The first article ever published on the Campaign for a Living Venice web site was on Sept. 10, 2016, entitled “Venice is Crisis: UNESCO’s Ultimatum”. After UNESCO had sent inspectors to report on the growing problems in Venice at the request of Italia Nostra-Venezia, the World Heritage Committee released a series of actions it required the city and state to take by February 2017.
The story since then is well known. Each time the Committee has seemed ready to follow the recommendations of its own inspectors and declare Venice endangered, some government action has seemingly postponed the final decree – Brugnaro’s visit to Paris with his secret report in 2017, dossiers sent to UNESCO by the government, and perhaps most well-known, the Draghi government’s decision to ban cruise ships from the Bacino di San Marco.
Now here we are in 2023, and once again the recommendation was to add Venice to the Endangered list. Conditions have clearly worsened by all available measures. And yet the decree was averted again… by the entrance ticket? Is it possible that the announcement that Venice would trot out its by now stale and untested idea of charging an entry fee to day visitors to the city on an ‘experimental basis’ – next April! – was really why Venice got a pass from UNESCO again?
The review of this year’s WHC session from the group World Heritage Watch suggests otherwise. In fact, WHW’s diagnosis sees the problem as systemic to UNESCO, not clever maneuvering by Brugnaro, et al., as they point out in their most recent press release:
The UNESCO body suffers from some of the same systemic flaws that cripple the UN Security Council: Member states of the World Heritage Committee can abuse their power and take politically motivated decisions contrary to the obvious facts, while civil society remains consistently excluded from its decision-making processes.
The critique offered here is particularly valuable because we learn that UNESCO’s WHC has also refused to classify other sites that are clearly in danger:
WHW considers the most blatantly wrong decisions to be the committee’s refusal to inscribe de-facto acutely endangered sites on the “List of World Heritage in Danger”, such as Venice, the fortress and cultural landscape of Diyarbakir, and the volcanoes of Kamchatka, “although this had been recommended by its own expert Advisory Bodies” (emphasis mine).
Sites where ongoing destruction is taking place, such as the Victoria Falls in Zambia/Zimbabwe, and the Sundarbans, the largest mangrove forest on earth in Bangladesh, Historic Cairo and the Acropolis of Athens, were not even scheduled for inscription on the so-called “Red List”; in the case of the Acropolis, Greece – itself a committee member – had prevented the site from even appearing on the agenda.”

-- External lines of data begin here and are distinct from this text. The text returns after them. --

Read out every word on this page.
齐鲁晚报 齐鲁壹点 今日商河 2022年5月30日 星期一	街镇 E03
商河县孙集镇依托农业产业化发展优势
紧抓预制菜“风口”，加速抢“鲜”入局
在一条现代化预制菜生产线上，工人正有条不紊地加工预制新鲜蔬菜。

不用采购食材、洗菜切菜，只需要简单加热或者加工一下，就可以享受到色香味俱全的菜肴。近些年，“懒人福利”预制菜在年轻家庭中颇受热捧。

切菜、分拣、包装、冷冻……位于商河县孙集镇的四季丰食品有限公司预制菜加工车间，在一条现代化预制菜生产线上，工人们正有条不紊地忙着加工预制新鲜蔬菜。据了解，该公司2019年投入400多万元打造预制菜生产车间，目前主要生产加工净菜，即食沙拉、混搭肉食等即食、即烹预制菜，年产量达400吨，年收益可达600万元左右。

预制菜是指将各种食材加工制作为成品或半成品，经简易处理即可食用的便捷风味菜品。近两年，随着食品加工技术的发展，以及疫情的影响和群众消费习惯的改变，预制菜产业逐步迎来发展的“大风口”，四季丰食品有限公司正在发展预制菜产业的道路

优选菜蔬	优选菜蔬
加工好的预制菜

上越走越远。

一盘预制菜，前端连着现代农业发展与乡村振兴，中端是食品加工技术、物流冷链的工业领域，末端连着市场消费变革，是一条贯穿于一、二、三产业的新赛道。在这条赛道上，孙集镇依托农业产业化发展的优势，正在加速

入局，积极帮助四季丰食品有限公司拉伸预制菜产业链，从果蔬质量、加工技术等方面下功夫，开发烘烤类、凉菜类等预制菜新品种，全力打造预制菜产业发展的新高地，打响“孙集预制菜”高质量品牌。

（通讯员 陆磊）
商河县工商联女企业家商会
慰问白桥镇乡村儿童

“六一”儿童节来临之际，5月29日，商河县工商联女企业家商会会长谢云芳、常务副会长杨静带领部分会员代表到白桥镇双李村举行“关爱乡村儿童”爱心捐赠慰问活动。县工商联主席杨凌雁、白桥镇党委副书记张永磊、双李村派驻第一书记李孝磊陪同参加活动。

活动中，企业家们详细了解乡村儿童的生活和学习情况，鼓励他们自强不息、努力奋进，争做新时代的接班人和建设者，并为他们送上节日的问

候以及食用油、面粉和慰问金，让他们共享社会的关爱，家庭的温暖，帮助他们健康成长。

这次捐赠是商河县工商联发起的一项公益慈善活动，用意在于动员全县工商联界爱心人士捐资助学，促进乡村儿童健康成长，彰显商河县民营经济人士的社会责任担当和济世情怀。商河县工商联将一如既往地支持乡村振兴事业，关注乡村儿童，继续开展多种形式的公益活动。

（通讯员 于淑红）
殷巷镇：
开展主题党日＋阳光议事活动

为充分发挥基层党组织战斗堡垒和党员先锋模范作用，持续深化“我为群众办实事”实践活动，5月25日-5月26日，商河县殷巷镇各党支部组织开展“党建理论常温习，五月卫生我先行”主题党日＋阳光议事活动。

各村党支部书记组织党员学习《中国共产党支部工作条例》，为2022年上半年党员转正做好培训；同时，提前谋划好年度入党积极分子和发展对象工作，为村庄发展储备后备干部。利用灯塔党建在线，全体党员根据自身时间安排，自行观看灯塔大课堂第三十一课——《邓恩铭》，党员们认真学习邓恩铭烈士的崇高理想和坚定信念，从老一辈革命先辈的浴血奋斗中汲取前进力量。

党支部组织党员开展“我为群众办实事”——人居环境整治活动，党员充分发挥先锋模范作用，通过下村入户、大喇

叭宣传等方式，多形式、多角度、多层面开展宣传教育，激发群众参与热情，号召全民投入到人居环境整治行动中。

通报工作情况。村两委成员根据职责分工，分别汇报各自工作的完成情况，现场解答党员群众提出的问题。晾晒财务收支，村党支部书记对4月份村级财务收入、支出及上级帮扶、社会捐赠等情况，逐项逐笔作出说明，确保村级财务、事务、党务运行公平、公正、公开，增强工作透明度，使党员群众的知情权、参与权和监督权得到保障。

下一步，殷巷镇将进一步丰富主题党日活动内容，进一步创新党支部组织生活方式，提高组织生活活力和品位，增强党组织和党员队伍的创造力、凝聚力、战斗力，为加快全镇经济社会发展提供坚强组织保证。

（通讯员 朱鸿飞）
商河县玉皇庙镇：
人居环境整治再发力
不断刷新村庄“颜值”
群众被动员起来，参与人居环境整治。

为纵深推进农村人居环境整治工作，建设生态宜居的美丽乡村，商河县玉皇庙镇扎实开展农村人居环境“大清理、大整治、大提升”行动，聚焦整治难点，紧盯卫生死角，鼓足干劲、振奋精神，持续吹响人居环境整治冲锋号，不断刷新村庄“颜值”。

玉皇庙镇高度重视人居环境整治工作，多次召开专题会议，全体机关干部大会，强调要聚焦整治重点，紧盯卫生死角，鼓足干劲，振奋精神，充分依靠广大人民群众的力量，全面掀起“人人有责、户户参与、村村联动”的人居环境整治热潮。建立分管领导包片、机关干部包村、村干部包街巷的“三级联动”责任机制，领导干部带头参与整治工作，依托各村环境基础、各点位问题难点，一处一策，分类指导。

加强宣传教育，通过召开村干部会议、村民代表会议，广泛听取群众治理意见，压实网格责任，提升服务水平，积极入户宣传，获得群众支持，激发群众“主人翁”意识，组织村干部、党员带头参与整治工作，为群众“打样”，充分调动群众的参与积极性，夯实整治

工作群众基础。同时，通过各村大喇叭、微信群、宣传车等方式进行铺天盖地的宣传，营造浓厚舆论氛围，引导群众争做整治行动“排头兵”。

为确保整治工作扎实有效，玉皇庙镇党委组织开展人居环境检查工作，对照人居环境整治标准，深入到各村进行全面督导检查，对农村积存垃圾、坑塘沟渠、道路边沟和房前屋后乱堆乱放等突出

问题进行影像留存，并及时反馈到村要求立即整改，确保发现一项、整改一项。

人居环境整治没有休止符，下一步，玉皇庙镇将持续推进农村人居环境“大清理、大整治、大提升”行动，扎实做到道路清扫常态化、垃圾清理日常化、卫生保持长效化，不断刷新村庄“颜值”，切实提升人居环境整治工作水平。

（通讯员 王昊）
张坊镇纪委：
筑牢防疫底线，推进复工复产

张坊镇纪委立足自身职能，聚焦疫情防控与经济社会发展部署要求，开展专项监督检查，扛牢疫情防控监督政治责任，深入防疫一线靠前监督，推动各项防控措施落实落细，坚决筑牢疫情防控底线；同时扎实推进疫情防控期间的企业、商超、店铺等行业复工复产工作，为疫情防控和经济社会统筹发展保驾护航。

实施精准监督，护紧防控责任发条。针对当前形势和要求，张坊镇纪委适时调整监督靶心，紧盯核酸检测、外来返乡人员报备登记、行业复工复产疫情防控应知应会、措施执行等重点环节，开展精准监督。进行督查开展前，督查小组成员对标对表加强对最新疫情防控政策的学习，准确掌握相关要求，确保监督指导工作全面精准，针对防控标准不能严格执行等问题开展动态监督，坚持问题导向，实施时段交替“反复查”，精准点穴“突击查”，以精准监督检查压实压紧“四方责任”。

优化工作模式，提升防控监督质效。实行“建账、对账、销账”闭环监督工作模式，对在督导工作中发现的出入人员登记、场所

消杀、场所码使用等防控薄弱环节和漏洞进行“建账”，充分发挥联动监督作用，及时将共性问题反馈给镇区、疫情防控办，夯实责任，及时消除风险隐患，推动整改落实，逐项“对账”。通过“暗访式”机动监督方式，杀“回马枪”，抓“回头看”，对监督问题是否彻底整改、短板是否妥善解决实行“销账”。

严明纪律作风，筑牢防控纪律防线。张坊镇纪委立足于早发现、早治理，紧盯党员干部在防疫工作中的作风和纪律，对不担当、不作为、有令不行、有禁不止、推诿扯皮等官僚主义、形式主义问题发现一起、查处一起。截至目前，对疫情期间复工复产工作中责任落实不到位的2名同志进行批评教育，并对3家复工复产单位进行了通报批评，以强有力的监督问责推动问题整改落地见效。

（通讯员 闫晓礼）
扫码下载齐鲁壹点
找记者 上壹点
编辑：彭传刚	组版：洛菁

WHW goes on to point out that the WHC was more than willing to add new sites to the list, against the recommendations of its own Advisory Bodies and contrary to its own ethical code:
Conversely, the World Heritage Committee knew little restraint in inscribing new sites on the World Heritage List. Out of a total of 50 nominations, in 16 cases the Committee inscribed sites “against the recommendation of the expert Advisory Bodies” (again emphasis mine)… and 14 had been submitted by member states of the Committee itself – contrary to a request of an earlier Committee that states should refrain from submitting nominations while they are members of the Committee, in order to avoid the appearance of bias or political influence.”
So, how are we to trust a body that ignores “the recommendations of the expert Advisory Bodies” and allows political influence to bias its decisions? World Heritage Watch has its own specific recommendations:
We therefore call on the 195 States Parties to the World Heritage Convention to initiate a reform of the Rules of Procedure of the World Heritage Committee at their General Assembly in Paris in November to remedy glaring abuses, and to elect states to the Committee that offer greater guarantees of adhering to the spirit and letter of the World Heritage Convention. There is also an urgent need to enshrine a sanctions regime that takes effect when certain objectively verifiable facts are established.
An urgent need indeed. The current system is clearly dysfunctional, and as WHW Chair Stephan Doempke rightly states, “The common heritage of humanity is being brought to ruin before everyone’s eyes”.